Wer eine selbstkritische Auseinandersetzung mit den Erfolgen und Versäumnissen des Pontifikats des deutschen Papstes erwartet, wird enttäuscht werden. „Wichtig ist nicht, wie die Journalisten das beurteilen“, so Ratzinger, „sondern der liebe Gott.“ Und dieser ist bekanntlich mit den Bayern. Diese Haltung imponiert und irritiert gleichermaßen. In diesem Buch begegnet man einem 89-Jährigen, dem der Glaube mit dem Alter erstaunlicherweise nicht leichter fällt, der „die Schwere der Fragen viel stärker“ empfindet, „auch den Druck der Gottlosigkeit heute, den Druck der Abwesenheit des Glaubens bis tief in die Kirche hinein, und dann eben auch die Größe der Worte Jesu Christi, die sich der Auslegung oft mehr entziehen als früher.“ Ich muss zugeben, mich hat diese spirituelle Bilanz des Glaubenshaushalts eines Greises beim Lesen mehr und mehr fasziniert. Josef Ratzinger erklärt, dass er „immer wieder daran denke, dass es zu Ende geht. Das Wichtige ist eigentlich nicht, dass ich mir das vorstelle, sondern dass ich in dem Bewusstsein lebe, das ganze Leben geht auf eine Begegnung zu.“ Dieses Bewusstsein teilt er mit Vladimir und Estragon in Becketts „Warten auf Godot“.

3) Marina und Herfried Münkler: Die neuen Deutschen (Rowohlt Berlin, 336 S., 19,95 €)

Der schön doppeldeutige Titel spielt sowohl auf die in Deutschland angekommenen Migranten als auch auf die sich durch die Auseinandersetzung mit den Flüchtlingen verändernden Deutschen an. Wohltuend unaufgeregt klagt das Autorenehepaar Münkler eine Einwanderungspolitik nach australischem oder kanadischem Vorbild ein und argumentiert zwingend, was jetzt getan werden muss, damit die Migranten wirklich in Deutschland ankommen.

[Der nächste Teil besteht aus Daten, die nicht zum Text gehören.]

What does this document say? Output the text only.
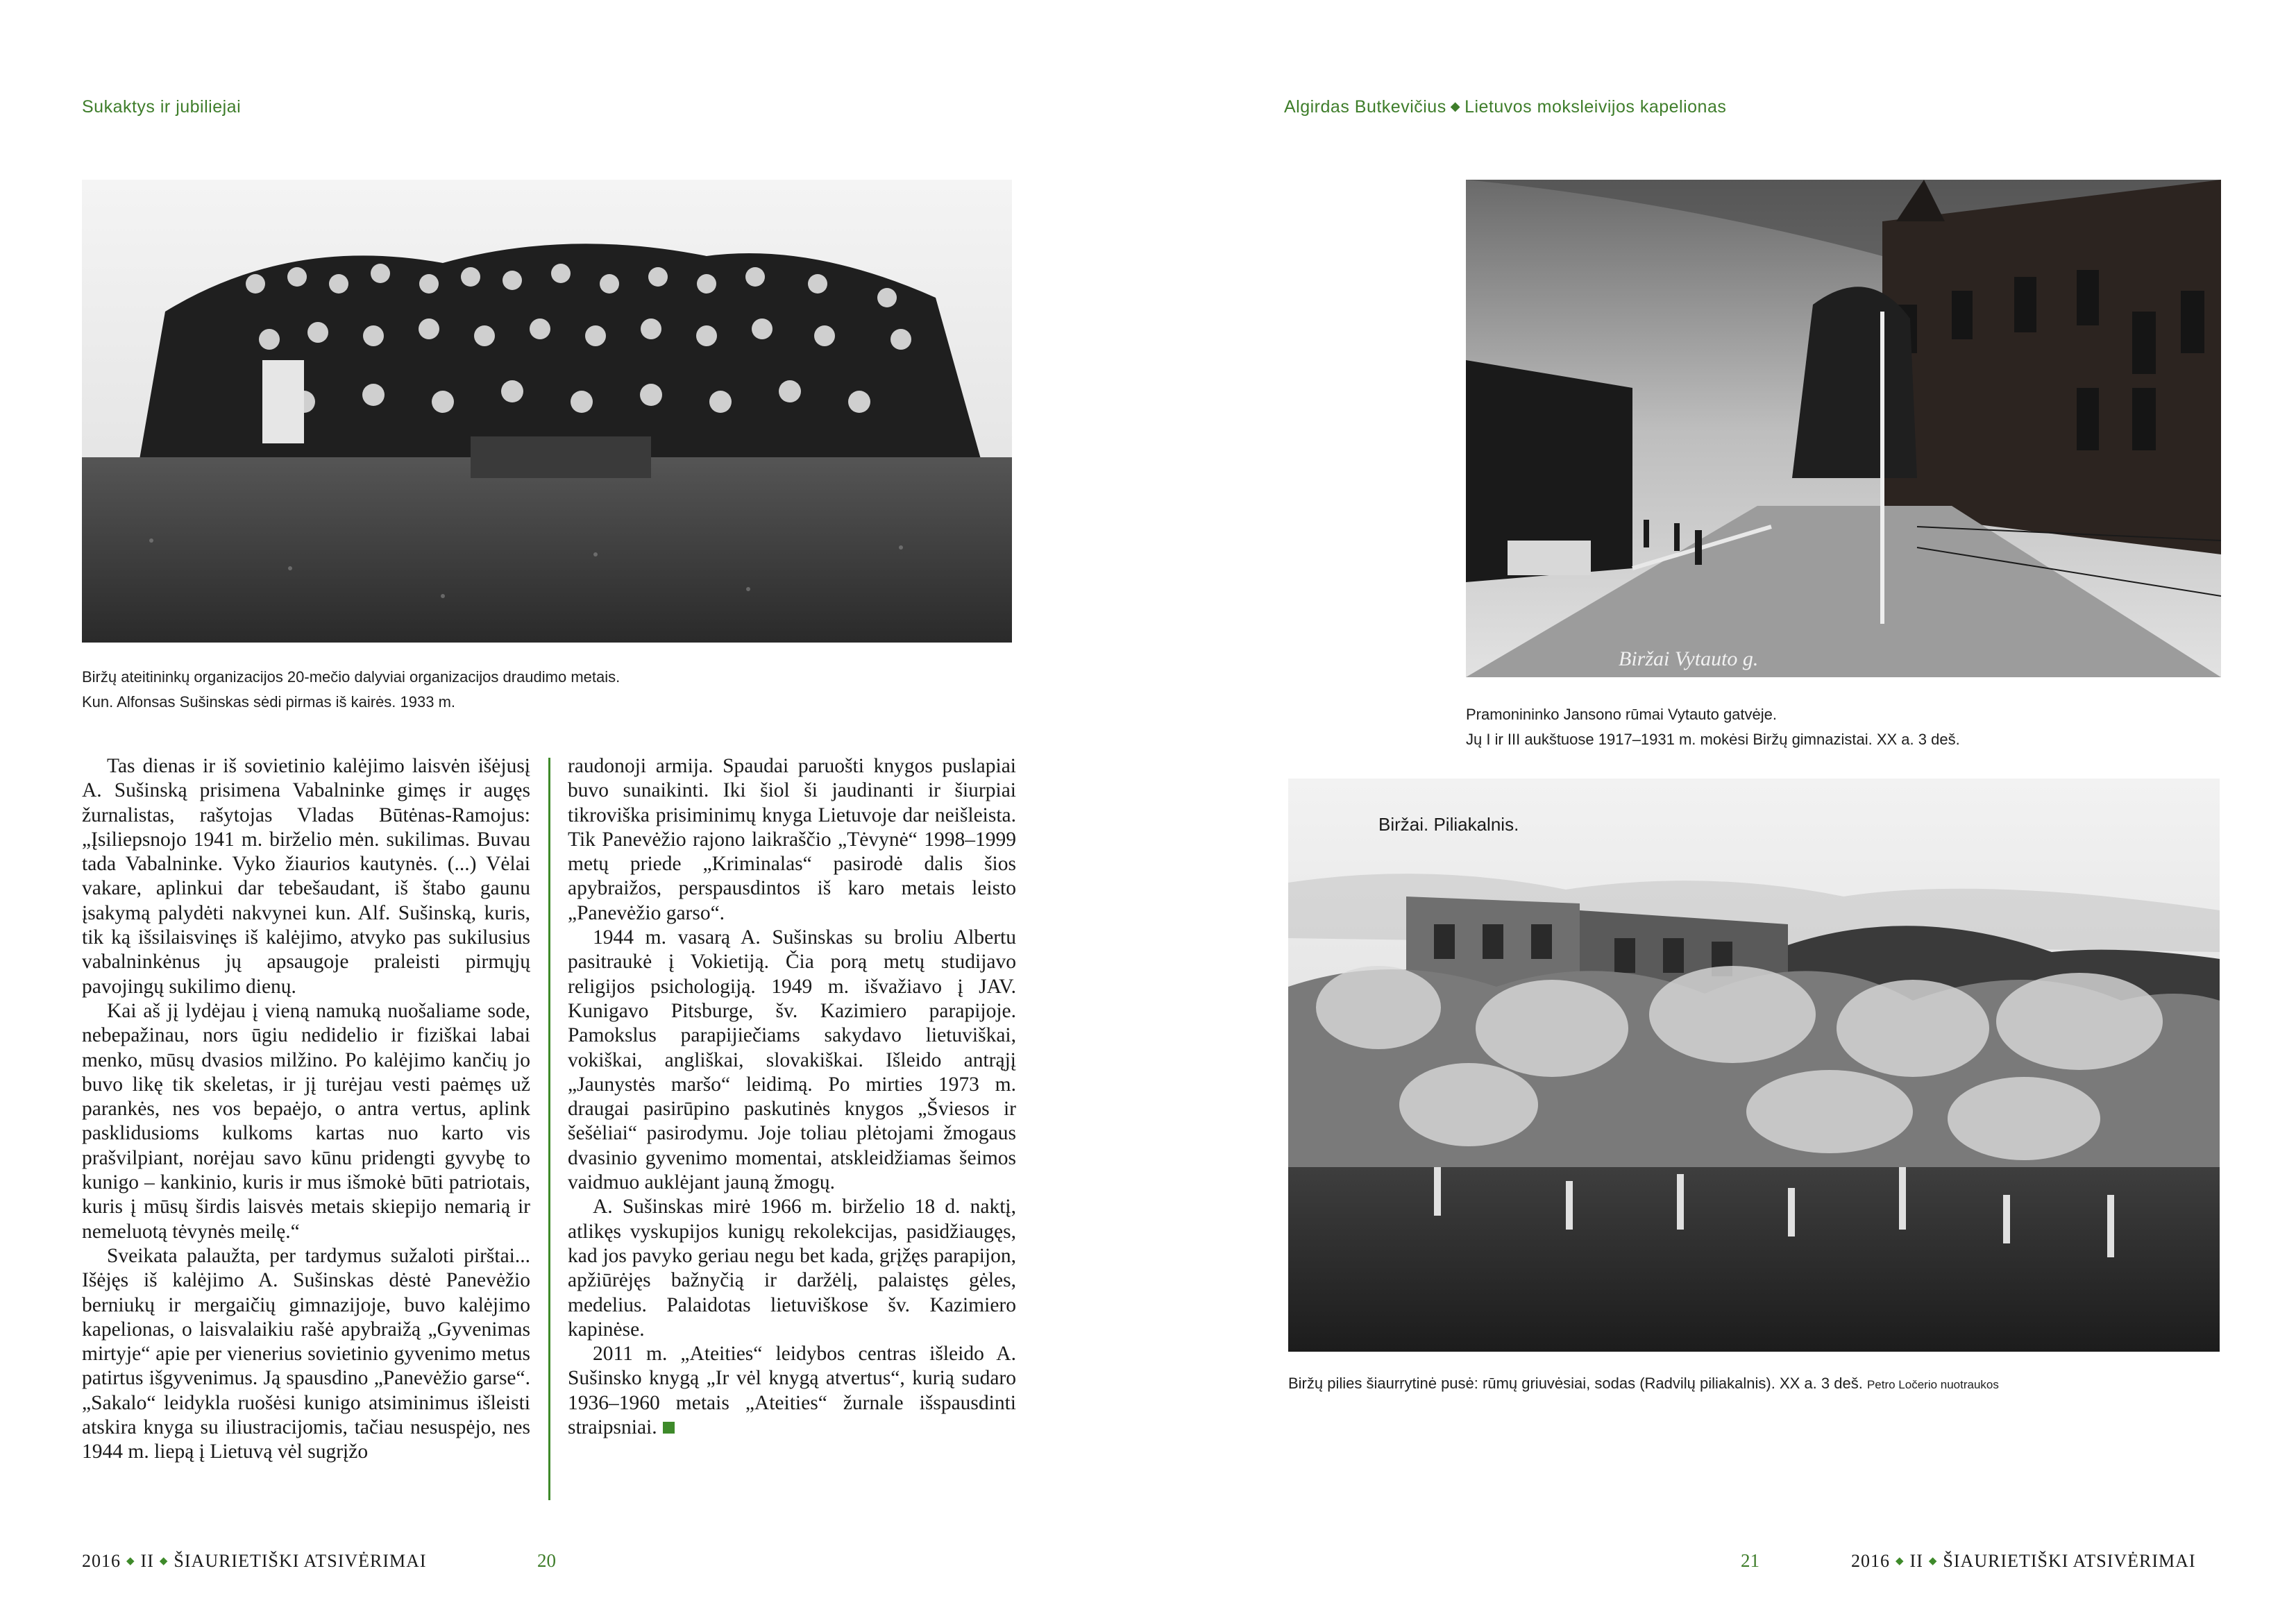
Sukaktys ir jubiliejai	Algirdas Butkevičius ◆ Lietuvos moksleivijos kapelionas
Biržų ateitininkų organizacijos 20-mečio dalyviai organizacijos draudimo metais.
Kun. Alfonsas Sušinskas sėdi pirmas iš kairės. 1933 m.

Tas dienas ir iš sovietinio kalėjimo laisvėn išėjusį A. Sušinską prisimena Vabalninke gimęs ir augęs žurnalistas, rašytojas Vladas Būtėnas-Ramojus: „Įsiliepsnojo 1941 m. birželio mėn. sukilimas. Buvau tada Vabalninke. Vyko žiaurios kautynės. (...) Vėlai vakare, aplinkui dar tebešaudant, iš štabo gaunu įsakymą palydėti nakvynei kun. Alf. Sušinską, kuris, tik ką išsilaisvinęs iš kalėjimo, atvyko pas sukilusius vabalninkėnus jų apsaugoje praleisti pirmųjų pavojingų sukilimo dienų.

Kai aš jį lydėjau į vieną namuką nuošaliame sode, nebepažinau, nors ūgiu nedidelio ir fiziškai labai menko, mūsų dvasios milžino. Po kalėjimo kančių jo buvo likę tik skeletas, ir jį turėjau vesti paėmęs už parankės, nes vos bepaėjo, o antra vertus, aplink pasklidusioms kulkoms kartas nuo karto vis prašvilpiant, norėjau savo kūnu pridengti gyvybę to kunigo – kankinio, kuris ir mus išmokė būti patriotais, kuris į mūsų širdis laisvės metais skiepijo nemarią ir nemeluotą tėvynės meilę.“

Sveikata palaužta, per tardymus sužaloti pirštai... Išėjęs iš kalėjimo A. Sušinskas dėstė Panevėžio berniukų ir mergaičių gimnazijoje, buvo kalėjimo kapelionas, o laisvalaikiu rašė apybraižą „Gyvenimas mirtyje“ apie per vienerius sovietinio gyvenimo metus patirtus išgyvenimus. Ją spausdino „Panevėžio garse“. „Sakalo“ leidykla ruošėsi kunigo atsiminimus išleisti atskira knyga su iliustracijomis, tačiau nesuspėjo, nes 1944 m. liepą į Lietuvą vėl sugrįžo

raudonoji armija. Spaudai paruošti knygos puslapiai buvo sunaikinti. Iki šiol ši jaudinanti ir šiurpiai tikroviška prisiminimų knyga Lietuvoje dar neišleista. Tik Panevėžio rajono laikraščio „Tėvynė“ 1998–1999 metų priede „Kriminalas“ pasirodė dalis šios apybraižos, perspausdintos iš karo metais leisto „Panevėžio garso“.

1944 m. vasarą A. Sušinskas su broliu Albertu pasitraukė į Vokietiją. Čia porą metų studijavo religijos psichologiją. 1949 m. išvažiavo į JAV. Kunigavo Pitsburge, šv. Kazimiero parapijoje. Pamokslus parapijiečiams sakydavo lietuviškai, vokiškai, angliškai, slovakiškai. Išleido antrąjį „Jaunystės maršo“ leidimą. Po mirties 1973 m. draugai pasirūpino paskutinės knygos „Šviesos ir šešėliai“ pasirodymu. Joje toliau plėtojami žmogaus dvasinio gyvenimo momentai, atskleidžiamas šeimos vaidmuo auklėjant jauną žmogų.

A. Sušinskas mirė 1966 m. birželio 18 d. naktį, atlikęs vyskupijos kunigų rekolekcijas, pasidžiaugęs, kad jos pavyko geriau negu bet kada, grįžęs parapijon, apžiūrėjęs bažnyčią ir daržėlį, palaistęs gėles, medelius. Palaidotas lietuviškose šv. Kazimiero kapinėse.

2011 m. „Ateities“ leidybos centras išleido A. Sušinsko knygą „Ir vėl knygą atvertus“, kurią sudaro 1936–1960 metais „Ateities“ žurnale išspausdinti straipsniai.

Biržai Vytauto g.
Pramonininko Jansono rūmai Vytauto gatvėje.
Jų I ir III aukštuose 1917–1931 m. mokėsi Biržų gimnazistai. XX a. 3 deš.
Biržai. Piliakalnis.
Biržų pilies šiaurrytinė pusė: rūmų griuvėsiai, sodas (Radvilų piliakalnis). XX a. 3 deš. Petro Ločerio nuotraukos
2016 ◆ II ◆ ŠIAURIETIŠKI ATSIVĖRIMAI	20	21	2016 ◆ II ◆ ŠIAURIETIŠKI ATSIVĖRIMAI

In der aktuellen Debatte über unseren Umgang mit den Flüchtlingen lässt sich in diesem klugen Buch genau das Rüstzeug sammeln, das wir brauchen zur Beantwortung der Frage: Was ist deutsch?

2) Peter Wohlleben: Das Seelenleben der Tiere (Ludwig, 239 S., 19,99 €)

Lassen sich Kategorien zur Beschreibung des menschlichen Seelenlebens wirklich auf die Tierwelt übertragen? Gibt es dort Hass oder Liebe, Bosheit oder Eifersucht? Trauern Hirschkühe? Empfinden Eichhörnchen Mutterliebe? Kennen Waldmäuse Empathie? Niemanden wird überraschen, dass jemand wie der Förster Peter Wohlleben, der schon in seinem Bestseller „Das geheime Leben der Bäume“ Solidarität unter Bäumen beschrieb, nun in der Tierwelt die gesamte Bandbreite menschlicher Emotionen entdeckt.

1) Peter Wohlleben: Das geheime Leben der Bäume (Ludwig, 239 S., 19,99 €)

Auch wenn in manchen Ausführungen Wohllebens das aufblitzt, was die Briten „pathetic fallacy“ nennen, also die Vermenschlichung der Natur, so erzählt Peter Wohlleben doch so faktenreich und unterhaltsam, dass ich seine Bücher gern und mit Gewinn gelesen habe.